Let's fix the terms (if you agree) : a partition (p) is a particular (and complete) distribution of the n elements in x boxes, each with k=4 elements. (I use the term 'box' instead of 'set' to avoid confusion) (BTW, notice that, if we accept this definition, then you must restate your phrase about "consecutive partitions", it does not make sense).

Then, let´s call P ={p1,p2 ...} the set of all possible partitions. Now, we are interested in some subsets of P (we might call each of them a "proper set of partitions"). A PSOF is a set of partitions that has the given property: there are no two partitions that map the same pair of elements to the same box. (We can also add the property of being maximal: it's not possible to add another partition without violating the rule).

Now, it's not clear if you want to:

• Count how many partitions (at most) can have one of those PSOF (it's not clear for me if every PSOF has the same cardinality - probably)
• An algorithm to find the partitions of one of those PSOF.
• Count how many PSOF are.
• An algorithm to find all possible PSOF with the partitions of each one.

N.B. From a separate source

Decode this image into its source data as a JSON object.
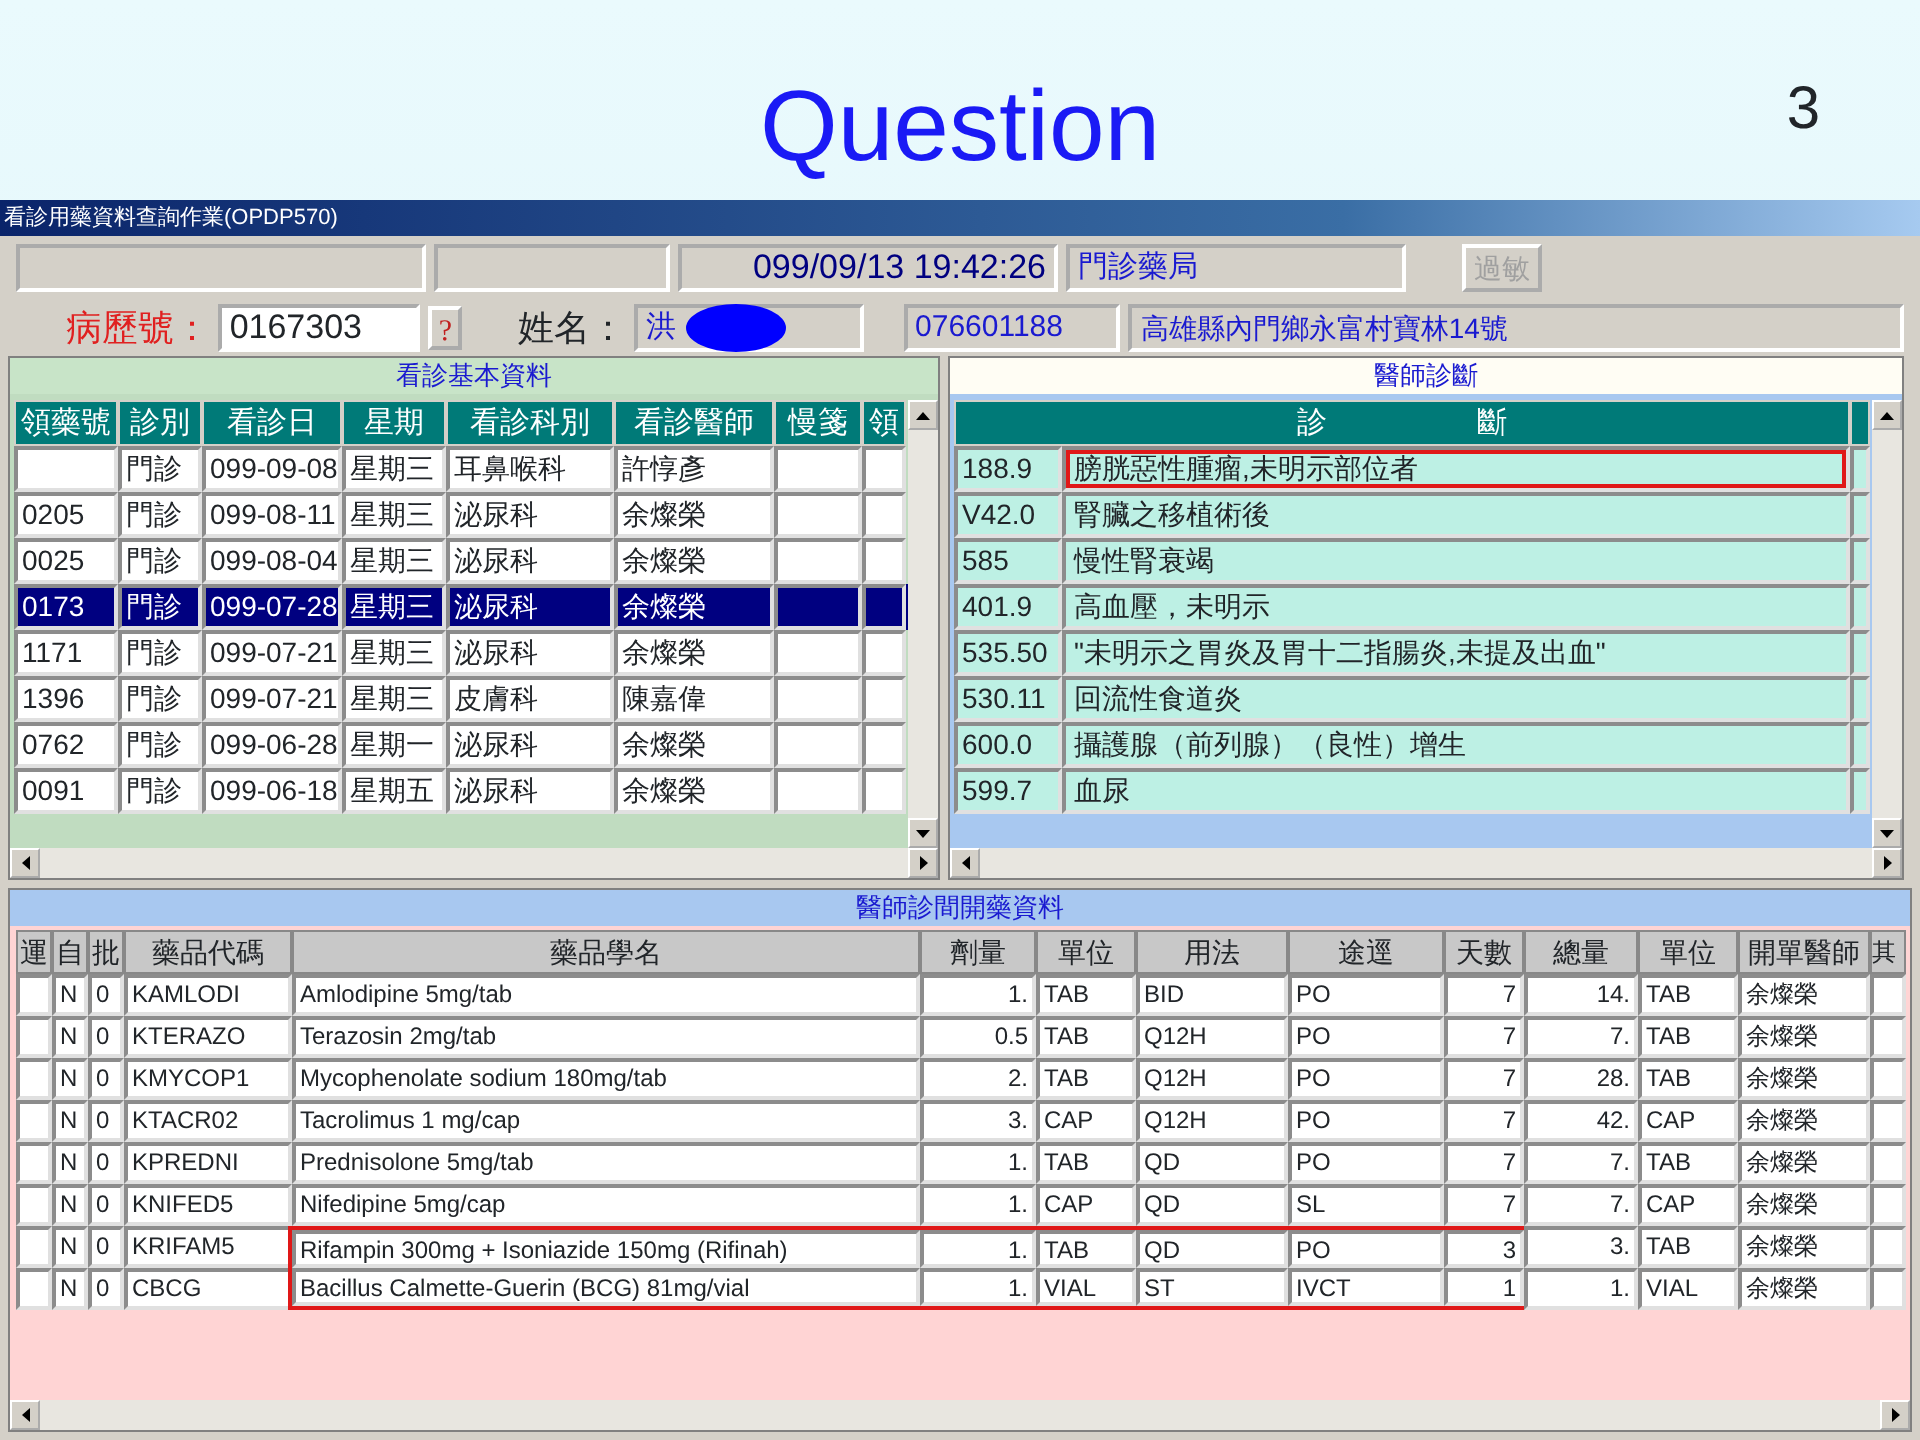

None seems easy to me. (Sorry, I know this is not an aswer but a clarification, but it didnt fit in the comments)

Answer 2

This is an instance of the "social golfer problem." Warwick Harvey used to have a page (http://www.cs.st-andrews.ac.uk/~wh/golf/) with a bunch of solutions for different problem sizes, but it seems to be down. The answer in your case turns out to be 10 rotations, but I don't know what the actual configurations are. Here is a 9-rotation solution, though: http://www.cs.st-andrews.ac.uk/~ianm/CSPLib//prob/prob010/solution

It is an unsolved problem for general n and k.